Identified cellular receptors of coxsackieviruses

Cell receptor Coxsackieviruses Other viruses competing with the same receptor
CAR Coxsackieviruses B Adenoviruses 2 and 5
DAF (CD55) CB-3, CA-21 Echoviruses 6, 7 and 12
ICAM-1 CA-13, 15, 18, 20, 21 Major group rhinoviruses
αvβ3 integrin CA-9

Strains of CB agglutinate human cord blood type 0 erythrocytes. The structure and location of the hemagglutinins are unknown.

Genetics

The coxsackieviruses whose full-length sequence is available (CB1, 3, 4, 5, CA9, 21) show a genomic structure similar to that of the other members of the genus Enterovirus, especially poliovirus, the most extensively studied. Briefly, the genome is about 7500 bases and is flanked by two nontranslating poly (A) regions (NTR) 5′ and 3′. A small protein, VPg, is linked to the 5′-NTR (Fig. 1 ). In contrast with most eukaryotic messenger RNA molecules, the 5′ NTRs of enteroviruses contain internal ribosomal entry sequences (IRES) so that ribosomes may bind in the absence of a free 5′ capped terminus. The RNA acts as an mRNA which encodes directly a high-molecular-weight polyprotein, p220, consisting of three segments coding for the three precursor proteins, namely P1, P2 and P3. A cascade of cleavages carried out by virus-encoded serine proteases (2A and 3C) leads to 11 polypeptides among which are the final structural proteins of the capsid. These structural proteins are derived from the P1 segment (mol. wt 97000) of p220 (Fig. 1).

Figure 1.

Figure 1

General organization of the genomic RNA of coxsackieviruses.

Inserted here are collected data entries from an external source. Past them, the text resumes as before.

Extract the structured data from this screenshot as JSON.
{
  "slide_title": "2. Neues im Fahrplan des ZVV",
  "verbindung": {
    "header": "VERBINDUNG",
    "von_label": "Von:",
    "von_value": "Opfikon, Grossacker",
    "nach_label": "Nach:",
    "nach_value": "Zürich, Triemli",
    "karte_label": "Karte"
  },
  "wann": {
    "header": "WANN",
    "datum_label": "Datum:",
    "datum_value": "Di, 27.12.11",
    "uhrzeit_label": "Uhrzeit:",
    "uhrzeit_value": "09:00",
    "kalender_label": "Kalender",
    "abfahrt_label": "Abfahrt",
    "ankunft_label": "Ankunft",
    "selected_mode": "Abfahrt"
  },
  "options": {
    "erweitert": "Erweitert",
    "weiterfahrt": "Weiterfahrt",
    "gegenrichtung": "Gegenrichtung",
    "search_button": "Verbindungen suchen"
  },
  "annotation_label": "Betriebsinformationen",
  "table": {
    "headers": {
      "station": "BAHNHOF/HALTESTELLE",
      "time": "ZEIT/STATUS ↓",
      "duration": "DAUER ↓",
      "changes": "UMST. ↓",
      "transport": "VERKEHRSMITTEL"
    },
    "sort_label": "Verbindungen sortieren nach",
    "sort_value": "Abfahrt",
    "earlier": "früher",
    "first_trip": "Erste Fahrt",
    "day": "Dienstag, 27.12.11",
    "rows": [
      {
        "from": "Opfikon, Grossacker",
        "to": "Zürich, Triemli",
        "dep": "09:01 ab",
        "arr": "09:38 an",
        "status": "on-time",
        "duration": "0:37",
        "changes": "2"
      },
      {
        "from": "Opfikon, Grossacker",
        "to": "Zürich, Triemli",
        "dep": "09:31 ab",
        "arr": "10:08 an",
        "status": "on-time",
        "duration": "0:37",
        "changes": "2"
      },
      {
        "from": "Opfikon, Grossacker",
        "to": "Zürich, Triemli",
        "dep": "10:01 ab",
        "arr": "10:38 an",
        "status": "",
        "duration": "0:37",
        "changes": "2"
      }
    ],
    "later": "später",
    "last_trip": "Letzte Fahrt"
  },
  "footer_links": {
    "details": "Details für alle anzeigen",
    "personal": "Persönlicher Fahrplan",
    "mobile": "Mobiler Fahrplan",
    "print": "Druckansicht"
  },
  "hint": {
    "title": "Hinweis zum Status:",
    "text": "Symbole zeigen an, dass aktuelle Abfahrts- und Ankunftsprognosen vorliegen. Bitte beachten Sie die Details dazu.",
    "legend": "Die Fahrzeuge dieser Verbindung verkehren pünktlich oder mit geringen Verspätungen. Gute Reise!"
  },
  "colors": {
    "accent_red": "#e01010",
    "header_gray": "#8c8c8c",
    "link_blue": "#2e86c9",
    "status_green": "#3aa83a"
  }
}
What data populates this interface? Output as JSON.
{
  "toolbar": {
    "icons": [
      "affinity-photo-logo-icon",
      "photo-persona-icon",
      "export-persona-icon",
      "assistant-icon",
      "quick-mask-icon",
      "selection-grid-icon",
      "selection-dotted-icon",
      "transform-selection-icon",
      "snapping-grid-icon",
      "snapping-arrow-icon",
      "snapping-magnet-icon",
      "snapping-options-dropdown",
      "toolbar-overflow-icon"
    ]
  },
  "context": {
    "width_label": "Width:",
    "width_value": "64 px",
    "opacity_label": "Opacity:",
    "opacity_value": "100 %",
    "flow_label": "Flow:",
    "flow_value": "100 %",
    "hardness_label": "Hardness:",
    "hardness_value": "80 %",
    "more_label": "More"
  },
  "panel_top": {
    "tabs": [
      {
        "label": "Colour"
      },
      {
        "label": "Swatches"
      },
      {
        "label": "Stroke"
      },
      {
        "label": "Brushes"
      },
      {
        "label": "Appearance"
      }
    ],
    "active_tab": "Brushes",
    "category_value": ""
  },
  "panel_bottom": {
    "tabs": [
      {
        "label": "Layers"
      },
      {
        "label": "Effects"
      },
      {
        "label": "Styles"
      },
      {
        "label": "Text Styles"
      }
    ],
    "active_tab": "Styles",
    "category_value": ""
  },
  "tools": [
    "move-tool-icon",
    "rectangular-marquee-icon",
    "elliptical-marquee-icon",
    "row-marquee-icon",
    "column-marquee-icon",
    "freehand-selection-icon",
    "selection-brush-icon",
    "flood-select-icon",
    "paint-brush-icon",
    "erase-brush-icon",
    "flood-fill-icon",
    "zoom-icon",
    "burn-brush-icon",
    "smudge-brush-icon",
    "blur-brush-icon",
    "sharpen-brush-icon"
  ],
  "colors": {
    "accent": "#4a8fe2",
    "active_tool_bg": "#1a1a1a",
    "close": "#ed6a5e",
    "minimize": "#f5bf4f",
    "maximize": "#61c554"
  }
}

The capsid surface of the dense virion is a combination of 60 protomers of four viral proteins (VP) each, numbered from 1 to 4. In coreless particles (empty capsids), only three proteins are present: VP0, 1 and 3. The incorporation of the RNA genome to the empty capsid leads to the provirion. VP0 is the precursor protein for VP2 and 4. The autolytic cleavage of VP0 into VP2 and VP4 stabilizes the capsid structure and leads to the infectious virion. VP4 is an internal protein linked to the genome. The epitopes which bind neutralizing antibodies are mainly present on VP1. Nevertheless, minor epitopes are also present on VP2 and VP3. The structures responsible for adsorption of the virus to the cell receptor (see above) are buried within a kind of ‘canyon’ with VP1 on its edges. Defects in the RNA are frequent in the so-called ‘defective particles’. Therefore the population of viral particles that finally burst out of the lysed cell is heterogeneous. It contains a mixture of at least the four types described above.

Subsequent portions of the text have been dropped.